四月の魔女へ ~先生と恋に落ちたら~
夕方とはいえ、寒かった。

シャワーを浴びても、震えは止まらない。

この震えが、寒さから来ているわけではないのは、分かっていた。


「詩織、大丈夫か?」

「震えが止まらないの。」


夏目はそっと私を抱きしめる。

でも、駄目だった。

一緒の布団に入って、夏目がどんなに温めようとしてくれても、震えは止まらない。

修学旅行の時みたいに、布団と夏目の温もりに包まれながら、私は泣いた。


「先生、」

「ん?」

「だからね、言ったでしょ。
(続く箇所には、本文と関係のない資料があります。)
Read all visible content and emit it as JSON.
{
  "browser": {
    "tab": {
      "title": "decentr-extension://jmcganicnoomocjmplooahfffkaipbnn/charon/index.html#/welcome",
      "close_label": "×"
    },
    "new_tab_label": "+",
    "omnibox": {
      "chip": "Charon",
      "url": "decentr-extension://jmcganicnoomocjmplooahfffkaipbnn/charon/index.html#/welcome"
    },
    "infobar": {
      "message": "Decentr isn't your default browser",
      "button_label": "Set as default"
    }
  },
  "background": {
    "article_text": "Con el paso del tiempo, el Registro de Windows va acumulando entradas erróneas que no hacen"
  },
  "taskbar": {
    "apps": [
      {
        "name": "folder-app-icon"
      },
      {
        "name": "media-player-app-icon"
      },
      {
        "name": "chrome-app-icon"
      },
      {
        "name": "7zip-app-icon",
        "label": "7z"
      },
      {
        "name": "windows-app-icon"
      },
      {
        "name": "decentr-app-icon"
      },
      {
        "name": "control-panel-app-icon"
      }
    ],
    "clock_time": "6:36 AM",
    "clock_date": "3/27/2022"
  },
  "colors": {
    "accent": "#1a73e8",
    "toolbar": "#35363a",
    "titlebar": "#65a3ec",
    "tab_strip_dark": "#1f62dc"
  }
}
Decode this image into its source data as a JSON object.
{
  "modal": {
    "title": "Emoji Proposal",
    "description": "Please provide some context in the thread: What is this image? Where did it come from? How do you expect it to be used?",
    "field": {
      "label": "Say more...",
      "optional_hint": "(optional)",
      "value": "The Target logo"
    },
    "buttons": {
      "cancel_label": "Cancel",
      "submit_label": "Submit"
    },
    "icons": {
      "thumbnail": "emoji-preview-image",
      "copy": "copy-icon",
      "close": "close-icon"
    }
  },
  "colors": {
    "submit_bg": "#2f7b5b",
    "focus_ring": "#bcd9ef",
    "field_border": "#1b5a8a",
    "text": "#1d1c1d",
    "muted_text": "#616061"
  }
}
」

「何を?」

「私には、悪魔の血が流れているの。」


夏目の抱きしめる腕に力が入る。


「これで、二人目だよ。私は人を殺したの。それも、実の親だよ。両親だよ。」

「それは違う。」

「違わないよ。……先生、見たでしょ?私が、私が……。」

「大丈夫。大丈夫だ。」


どんなに夏目に抱きしめられても、背中を撫でられても、駄目だった。

震えは止まらずに、むしろ激しくなった。


「どうしよう。先生、どうしよう……。」

「逃げよう。」

「え?」

「明日の朝起きたら、逃げるんだ。二人で、どこまでも逃げよう。」


夏目の思いつめた声に、私は思わずうなずいていた。

それしか道がないと、本気で思った。


そして、少しだけ安心した。


気付かないうちに、私は眠りの世界へと引き込まれていった。